He’s the guy in the black cargo pants, neon green shirt and the Cannondale mountain bike as his vehicle and there’s a chance that Lino Haynes will be the first employee who greets you at Red Rock Resort in Summerlin.

Haynes is among the hundreds of security officers at Las Vegas’ hotel-casinos and convention facilities who roam sprawling parking lots and garages looking for the bad guys while also offering a helpful greeting to visitors.

“The bad guys see us in the bright neon shirts and they think twice about us and not what they’re about to do,” Haynes said.

Hotels deploy security patrols on two wheels such as Haynes because it allows quicker mobility than two legs, and more adroit access in confined places than motorized vehicles. The job description for these cycling patrollers transcends security. It’s also hospitality, the rolling patrol employees said.

“We try to be out in the open where guests can see us,” said Robin Butac, a 50-year-old bicycling security officer at Main Street Station in downtown Las Vegas. “The bicycle makes us very approachable.”

Boyd Gaming Corp., which owns Main Street Station, has a fleet of 12 bicycles for its 30-member security staff for its other casino properties, Butac said. All 30 security officers take shifts on the Cannondale mountain bikes, he noted.

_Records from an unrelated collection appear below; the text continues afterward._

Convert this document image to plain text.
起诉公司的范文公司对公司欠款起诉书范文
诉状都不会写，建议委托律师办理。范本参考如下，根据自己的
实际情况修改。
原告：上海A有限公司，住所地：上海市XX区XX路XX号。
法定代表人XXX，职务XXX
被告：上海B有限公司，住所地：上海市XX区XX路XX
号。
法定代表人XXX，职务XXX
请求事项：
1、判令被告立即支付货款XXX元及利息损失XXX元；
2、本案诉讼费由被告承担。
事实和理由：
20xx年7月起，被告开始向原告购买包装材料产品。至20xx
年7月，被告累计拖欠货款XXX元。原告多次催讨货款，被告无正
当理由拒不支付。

The Las Vegas Convention Center has 14 security officers on bikes patrolling its sprawling property. Ray Suppe, the security director of the Las Vegas Convention and Visitors Authority, which runs the convention center, was the agency’s maiden bicycling patrol officer in 1998.

The authority’s bicycling officers even include a certified bicycle instructor who holds classes for casinos such as M Resort and South Point, Suppe said.

Jason Holmes, an authority security officer who has been on his bicycle for the last three years, said he offers not only security but also public relations for the convention visitors.

“It’s a good conversation piece,” Holmes said. “People will say, ‘Hey, I like your wheels or frame.’ It’s an opening to start a conversation.”

Las Vegas has a rich history of officers on bicycles, said former Clark County Sheriff Bill Young, who now serves as vice president of corporate security at Station Casinos. Young joined the casino operator after serving as county sheriff from 2003 to 2007.

Young said bicycle policing dates back to the 1980s, when officers on bikes roamed the Strip.

“It was the ease of getting around traffic. You can zip around cars and work that space between the car and the sidewalk,” Young said. “The mobility of that became a beautiful thing.”

That’s why 10 percent of the Station Casinos security force patrols the company’s properties on two wheels, he said. Bicycle patrols are a great deterrent against criminals casing parking lots to scout for cars containing laptops, cellphones or pocketbooks.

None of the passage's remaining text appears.